The other purported mythbuster in this week’s news is Bill O’Reilly, who is promoting his latest ripoff of Jim Bishop (honestly, does the man think all of us who read The Day Lincoln / Kennedy / Christ Died books are dead or too demented to remember?). In snippets of a 60 Minutes interview with Norah O’Donnell aired this morning on CBS, O’Reilly “reveals” the fact that the crucifixion nails couldn’t have been driven through Jesus’ palms—thereby putting the lie to centuries of religious art and all those stigmata-fakers, too, apparently. He says “we” (editorial? royal? O’Reilly and his cowriter? O’Reilly and his co-writer and Jim Bishop? O’Reilly and, as he claims, the Holy Spirit?) can now prove for certain that Jesus never said “Father, forgive them, for they know not what they do” from the cross, because his lungs would have been crushed from the pressure of hanging there, and nobody could have heard him. Norah O’Donnell gives him her best wide-eyed ingenuous breathlessness and gasps, “But he must have said it! It’s in the Bible!” O’Brien assures her that the Bible got it wrong. “We’re sure he said those words,” he says, “but not from the cross.”

Ah, Bill, you’re a Catholic, you’re supposed to know better. The message is true, however you tell the story.
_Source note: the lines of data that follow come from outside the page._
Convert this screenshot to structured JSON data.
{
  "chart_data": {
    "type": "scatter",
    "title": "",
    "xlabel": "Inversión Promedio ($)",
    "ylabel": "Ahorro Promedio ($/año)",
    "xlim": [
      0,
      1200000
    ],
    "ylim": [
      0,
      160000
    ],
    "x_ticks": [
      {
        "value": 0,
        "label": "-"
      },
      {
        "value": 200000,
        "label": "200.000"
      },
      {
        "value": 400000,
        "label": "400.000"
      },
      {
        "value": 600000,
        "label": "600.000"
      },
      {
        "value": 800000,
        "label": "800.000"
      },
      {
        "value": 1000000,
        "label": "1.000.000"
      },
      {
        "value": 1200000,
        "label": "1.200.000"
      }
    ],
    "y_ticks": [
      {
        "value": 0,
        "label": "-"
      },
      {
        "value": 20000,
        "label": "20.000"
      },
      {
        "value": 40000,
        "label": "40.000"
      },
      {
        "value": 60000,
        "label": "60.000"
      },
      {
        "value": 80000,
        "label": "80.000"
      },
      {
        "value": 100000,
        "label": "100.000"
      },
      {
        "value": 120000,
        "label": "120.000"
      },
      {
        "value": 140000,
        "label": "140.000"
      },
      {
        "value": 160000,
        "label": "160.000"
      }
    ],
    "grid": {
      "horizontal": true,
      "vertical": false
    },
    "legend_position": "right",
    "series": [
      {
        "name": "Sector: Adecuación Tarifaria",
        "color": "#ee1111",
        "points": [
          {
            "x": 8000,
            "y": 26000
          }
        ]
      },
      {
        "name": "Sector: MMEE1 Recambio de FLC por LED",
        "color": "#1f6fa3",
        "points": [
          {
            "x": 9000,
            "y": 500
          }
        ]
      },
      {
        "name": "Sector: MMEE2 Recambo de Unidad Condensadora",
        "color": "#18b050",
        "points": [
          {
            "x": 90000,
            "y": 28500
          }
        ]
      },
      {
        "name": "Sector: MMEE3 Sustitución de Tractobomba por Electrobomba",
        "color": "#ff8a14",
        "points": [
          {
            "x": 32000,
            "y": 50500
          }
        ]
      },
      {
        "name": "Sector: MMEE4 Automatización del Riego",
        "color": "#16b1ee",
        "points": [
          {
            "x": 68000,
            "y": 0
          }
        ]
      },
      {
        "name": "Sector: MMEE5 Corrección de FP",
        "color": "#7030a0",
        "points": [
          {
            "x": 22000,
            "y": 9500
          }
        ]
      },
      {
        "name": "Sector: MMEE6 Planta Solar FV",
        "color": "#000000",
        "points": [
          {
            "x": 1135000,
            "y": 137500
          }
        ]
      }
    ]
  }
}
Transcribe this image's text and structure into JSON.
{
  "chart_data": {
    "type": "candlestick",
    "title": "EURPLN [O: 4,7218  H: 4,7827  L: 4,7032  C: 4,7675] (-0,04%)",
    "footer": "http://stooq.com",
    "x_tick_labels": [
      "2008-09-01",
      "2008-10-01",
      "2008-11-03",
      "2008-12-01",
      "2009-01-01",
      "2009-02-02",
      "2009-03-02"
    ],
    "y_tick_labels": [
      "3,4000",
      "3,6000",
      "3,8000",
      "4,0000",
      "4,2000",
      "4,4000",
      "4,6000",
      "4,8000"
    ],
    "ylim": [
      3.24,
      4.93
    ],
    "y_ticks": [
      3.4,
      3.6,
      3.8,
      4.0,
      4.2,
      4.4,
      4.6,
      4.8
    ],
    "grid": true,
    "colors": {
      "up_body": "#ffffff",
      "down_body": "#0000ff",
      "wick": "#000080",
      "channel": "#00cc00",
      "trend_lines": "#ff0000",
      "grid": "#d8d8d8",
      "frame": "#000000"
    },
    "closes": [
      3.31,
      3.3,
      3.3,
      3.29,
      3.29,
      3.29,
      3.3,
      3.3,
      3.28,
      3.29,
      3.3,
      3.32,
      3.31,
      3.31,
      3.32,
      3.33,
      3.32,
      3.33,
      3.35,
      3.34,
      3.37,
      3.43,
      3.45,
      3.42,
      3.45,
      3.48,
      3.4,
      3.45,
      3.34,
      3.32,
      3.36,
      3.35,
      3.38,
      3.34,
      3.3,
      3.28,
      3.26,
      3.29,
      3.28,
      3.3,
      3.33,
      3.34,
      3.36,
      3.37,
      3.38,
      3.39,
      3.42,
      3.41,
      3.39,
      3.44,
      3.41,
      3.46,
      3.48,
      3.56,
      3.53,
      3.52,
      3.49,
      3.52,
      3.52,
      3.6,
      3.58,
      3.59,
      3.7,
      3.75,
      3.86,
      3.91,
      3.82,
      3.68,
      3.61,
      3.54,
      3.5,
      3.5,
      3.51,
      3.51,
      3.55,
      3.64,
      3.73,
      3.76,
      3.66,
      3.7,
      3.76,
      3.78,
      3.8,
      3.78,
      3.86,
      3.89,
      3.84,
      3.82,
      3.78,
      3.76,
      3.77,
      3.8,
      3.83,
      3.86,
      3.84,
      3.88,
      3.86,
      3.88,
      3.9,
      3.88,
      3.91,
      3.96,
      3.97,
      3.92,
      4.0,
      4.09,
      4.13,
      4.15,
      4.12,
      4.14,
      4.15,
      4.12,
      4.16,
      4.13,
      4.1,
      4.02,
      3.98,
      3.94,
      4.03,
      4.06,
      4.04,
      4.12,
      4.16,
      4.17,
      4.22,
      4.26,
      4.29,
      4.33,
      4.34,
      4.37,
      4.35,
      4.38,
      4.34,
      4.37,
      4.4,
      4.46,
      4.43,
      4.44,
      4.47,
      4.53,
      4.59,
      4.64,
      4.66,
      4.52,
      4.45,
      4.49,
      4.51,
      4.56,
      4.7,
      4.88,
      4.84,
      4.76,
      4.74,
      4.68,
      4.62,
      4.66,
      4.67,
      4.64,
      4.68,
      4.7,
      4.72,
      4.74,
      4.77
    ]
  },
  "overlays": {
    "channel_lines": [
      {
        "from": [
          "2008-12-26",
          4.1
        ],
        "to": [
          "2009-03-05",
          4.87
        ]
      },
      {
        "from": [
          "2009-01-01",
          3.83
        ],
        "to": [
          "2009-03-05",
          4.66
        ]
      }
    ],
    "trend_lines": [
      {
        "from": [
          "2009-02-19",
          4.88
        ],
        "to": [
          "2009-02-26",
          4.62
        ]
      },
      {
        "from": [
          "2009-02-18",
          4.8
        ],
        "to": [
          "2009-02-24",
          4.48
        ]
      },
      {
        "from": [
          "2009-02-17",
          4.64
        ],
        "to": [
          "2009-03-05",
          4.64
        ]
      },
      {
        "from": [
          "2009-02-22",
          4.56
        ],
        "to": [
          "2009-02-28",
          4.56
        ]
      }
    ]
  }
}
And that’s what to remember in the end. All of this myth-busting may be intended, as my colleague Rebecca Hamilton writes, to make some bigger point that Jesus himself is a myth. To which I say, Yes, he is, and more. In the true sense of the word (which comes from the Greek for “telling”), myth is the language we humans use to talk of things irreducible to facts. Might as well try to “prove” there are no unexpected upset victories—in love, in sports, in life—by demonstrating that no pumpkin has ever turned into a coach, or is capable of it.

But you guys keep writing the books. They’re proof that Jesus has lasting power to fascinate, engage, and challenge us—even the ones who don’t think he existed—beyond what any history might account for.